A commissioned review for Sight and Sound, published in their November 2021 issue. –J.R.

Texas, 1980. A year after firing him, rodeo boss Howard Folk rehires ex-rodeo champ Mike Milo to retrieve his son Rafo from his abusive mother in Mexico City. In a Mexican village on the way back, Milo teaches Rafo how to ride horses and becomes enamoured with a friendly widow. 

Regardless of what he may have intended in White Hunter Black Heart, Clint Eastwood’s neo-Brechtian, autocritical lead performance—Eastwood playing Eastwood imitating John Huston—remains one of his more telling gestures. It evokes Charlie Chaplin and Marilyn Monroe exploring the darker sides of their own charisma as Henri Verdoux and Lorelei Lee, though Eastwood’s minimalism gives him far less to work with (or critique). He musters even less at age 91 as Cry Macho’s Mike Milo, ex-rodeo saddle tramp–a much older, lamer version of Robert Mitchum’s Jeff McCloud in The Lusty Men, mauled by horses, bulls, and drugs and booze to kill the pain of their having landed on top of him.

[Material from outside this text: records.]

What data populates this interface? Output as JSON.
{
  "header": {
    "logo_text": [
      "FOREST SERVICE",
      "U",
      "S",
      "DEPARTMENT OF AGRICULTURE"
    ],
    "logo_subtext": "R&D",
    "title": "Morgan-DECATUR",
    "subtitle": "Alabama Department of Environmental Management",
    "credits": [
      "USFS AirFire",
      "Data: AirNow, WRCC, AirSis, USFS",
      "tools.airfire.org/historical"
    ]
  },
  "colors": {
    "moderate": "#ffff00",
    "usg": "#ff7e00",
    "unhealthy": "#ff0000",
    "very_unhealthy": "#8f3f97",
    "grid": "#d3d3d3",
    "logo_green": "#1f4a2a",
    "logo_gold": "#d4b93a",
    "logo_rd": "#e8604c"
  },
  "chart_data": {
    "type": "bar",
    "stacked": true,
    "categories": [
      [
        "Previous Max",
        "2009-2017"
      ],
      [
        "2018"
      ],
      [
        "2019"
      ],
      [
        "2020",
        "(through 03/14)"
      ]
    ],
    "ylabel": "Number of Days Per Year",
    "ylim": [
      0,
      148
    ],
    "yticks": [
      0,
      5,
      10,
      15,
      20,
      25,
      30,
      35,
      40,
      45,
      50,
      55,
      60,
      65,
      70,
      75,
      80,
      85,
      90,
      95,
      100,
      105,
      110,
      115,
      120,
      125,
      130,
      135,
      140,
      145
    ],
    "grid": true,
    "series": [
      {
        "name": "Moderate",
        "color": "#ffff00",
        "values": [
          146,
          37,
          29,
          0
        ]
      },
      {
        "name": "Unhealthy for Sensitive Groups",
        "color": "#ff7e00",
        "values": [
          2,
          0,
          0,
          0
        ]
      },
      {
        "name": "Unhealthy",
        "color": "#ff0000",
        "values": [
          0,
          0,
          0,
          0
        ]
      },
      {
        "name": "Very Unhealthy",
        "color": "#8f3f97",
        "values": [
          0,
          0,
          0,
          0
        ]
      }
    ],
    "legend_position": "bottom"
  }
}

Kidnapping 13-year-old Rafo in Mexico City from his abusive Mexican mother for his former boss, Rafo’s wealthy father, and driving the boy back to Texas, Milo finds redemption by hanging out with friendlier Mexicans and animals in the boondocks. During his two weeks there, he regains traces of the family life he once had, tames wild horses while showing Rafo how to ride them, and advises locals about how to care for their ailing animals, enjoying a warm community he’s obviously happy to return to.

Eastwood’s no Charlie Chaplin, yet one can still say that he comes closer to the plain-talking directness of Chaplin’s dethroned king in A King in New York than to the commercial misjudgment of his Countess from Hong Kong, arguably a rough equivalent to Eastwood’s dialogue with an empty chair at the 2012 Republican National Convention. More plausibly, nine years later, he’s responding this time not to Barack Obama but to Donald Trump. Even without our knowing how he voted in the last Presidential election, it’s hard to ignore the affectionate feelings aired here about Mexico and Mexicans, simple country folk versus angry tycoons, bonding with animals and sleeping outdoors, not to mention attitudes that are against xenophobia and skeptical about both macho positioning and capitalist investments. In contradistinction to Trump’s mockery of the disabled, Milo even communicates by sign language with a widow’s deaf granddaughter. In short, one might wonder if this one-time mayor of Carmel, California is joining the ever-expanding ranks of anti-Trump Republicans yearning for a more civilized country (in this case, Mexico). 

However accurate certain quibbles may be about clumsy exposition, unconvincing plot twists, uneven acting, and other technical gaucheries, some of these hardly seem to matter. (Not all of them, however. Rafo is insufficiently fleshed out in both script and performance, and Milo’s lost wife and son only merit a belated blip in the dialogue.) By now, Eastwood has earned a certain complicity with his audience that can sail past some of these imperfections as passing glitches. 

This isn’t the first time he’s addressed the historical present in a period plot (mostly set in 1980): it was hard not to view Flags of Our Fathers and Letters from Iowa Jima as commentaries on recent U.S. military exploits. Cry Macho—based on a script that had been kicked around Hollywood for decades, recently revised for Eastwood—can’t resist making its two leading ladies hyperbolically smitten with Milo as a sexual or romantic partner, which would have been more palatable a few decades back. Yet despite Milo’s claim to Rafo that “the macho thing is overrated,” Eastwood is not yet ready to throw out his own macho with the bathwater, and even adds a celebratory cock crow to his director-producer credit at the picture’s end. 

Macho is the name given by Rafo to his cockfighting, breadwinning rooster, a fair enough stand-in for Eastwood’s younger persona and meal ticket. The very title Cry Macho expresses Eastwood’s wisened ambivalence about macho, seen now more as boyish plea than as meaningful acquisition. Like his slowpoke hero, he’s not so much a cowboy as a faded, fragile remnant of cowboy myth who’d rather settle down peacefully than engage in slugfests. The obligatory action interludes, furnished by Mexican cops or henchmen sent by Rafo’s mother to impede the journey to Texas, mostly register like interruptions—rather like the Dirty Harry romps dutifully delivered by Eastwood to finance his art movies –although at least the landscapes are attractive.       

Not a major Eastwood picture, Cry Macho is none the less an agreeable one, especially in the way it periodically seems to forget its own plot in order to dispense its soft-pedalled life lessons. How agreeable it is ultimately depends on how much one believes in the lessons.